Dr. Ervolina goes on to explain how Peyer’s patches work in this process of absorption. As we have found out, Peyer’s patches play a very important role in immune response. And, as such, they also play a lesser known, but equally important role in the absorption of dietary supplements that are used for immune response:
“Research has shown that dietary supplements made from yeast and bacteria cell wall, glucans from mushrooms and other sources, act on the immune system via presentation of Peyer’s patch follicles. These follicles, located in the lower intestine of gut-associated lymphoid tissue (GALT), grab hold of samples of bacteria, constituents of digested food, and other matter that transit the gastrointestinal tract in order to provide the immune system with information on the type of pathological threats facing the organism. The body responds to the compounds presented via Peyer’s patches by modifying, or modulating immune response.”

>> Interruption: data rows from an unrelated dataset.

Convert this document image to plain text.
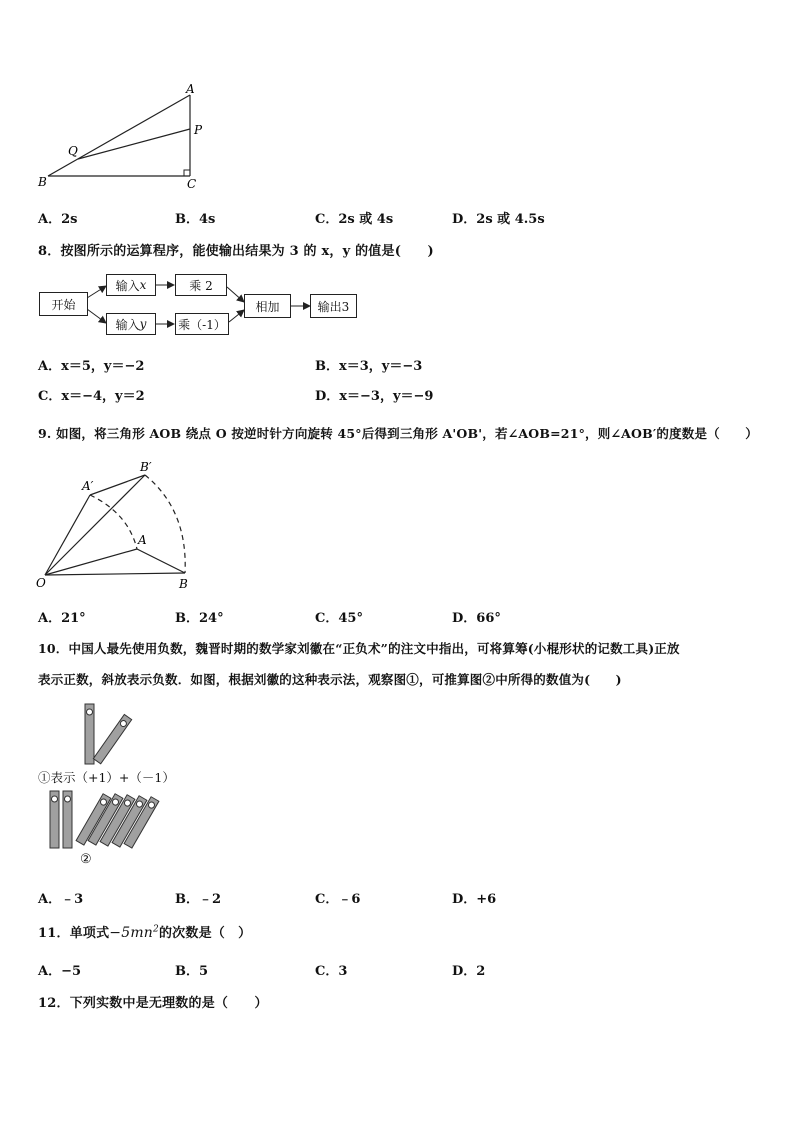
A
P
Q
B	C
A．2s	B．4s	C．2s 或 4s	D．2s 或 4.5s
8．按图所示的运算程序，能使输出结果为 3 的 x，y 的值是(　　)
开始
输入 x	乘 2
输入 y	乘（-1）
相加	输出3
A．x＝5，y＝−2	B．x＝3，y＝−3
C．x＝−4，y＝2	D．x＝−3，y＝−9
9. 如图，将三角形 AOB 绕点 O 按逆时针方向旋转 45°后得到三角形 A'OB'，若∠AOB=21°，则∠AOB′的度数是（　　）
A′
B′
A
O	B
A．21°	B．24°	C．45°	D．66°
10．中国人最先使用负数，魏晋时期的数学家刘徽在“正负术”的注文中指出，可将算筹(小棍形状的记数工具)正放
表示正数，斜放表示负数．如图，根据刘徽的这种表示法，观察图①，可推算图②中所得的数值为(　　)
①表示（+1）+（－1）
②
A．﹣3	B．﹣2	C．﹣6	D．+6
11．单项式$-5mn^2$的次数是（　）
A．−5	B．5	C．3	D．2
12．下列实数中是无理数的是（　　）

Dr. Ervolino suggests to choose supplements, especially immune supplements, that are micro-encapsulated with layers to protect the active material from degradation caused by the high acid environment of the stomach. As well, layers of micro-encapsulation materials adhere to Peyer’s patches, slowing their transit through the lower GI tract, and enhancing their presentation to the immune system.
Addendum and Conclusion
In his readings, Cayce attributed several actions to castor oil. Most were in one way or another related to the body's lymphatic system. However, he also alluded to the idea that castor oil has a vibrational quality that helps harmonize and promote healing within body cells.
Dr. Johanna Budwig developed a cancer treatment using flaxseed and cottage cheese. She has related much of the healing properties of flax oil to its unique chemical bonds that vibrate at the same frequency as the wavelengths of sunlight. She feels the essential fatty acids in flax oil have the ability to absorb and store the energy from sunlight. It's possible that the special bonding in castor oil's unique ricinoleic acid works in a somewhat related method.
* Peyer’s patches are the largest component of the body’s immune system.
* They are instrumental in modulating “harmful” versus “non-harmful” for the overall immune system through antigen recognition.
* They regulate gut permeability and nutrient absorption.
* Peyer’s patches assist in detoxifying the body by using their absorption ability to direct toxins back to the lymph system for removal.
* They modulate the immune system through receptor sites that regulate innate and adaptive immune responses.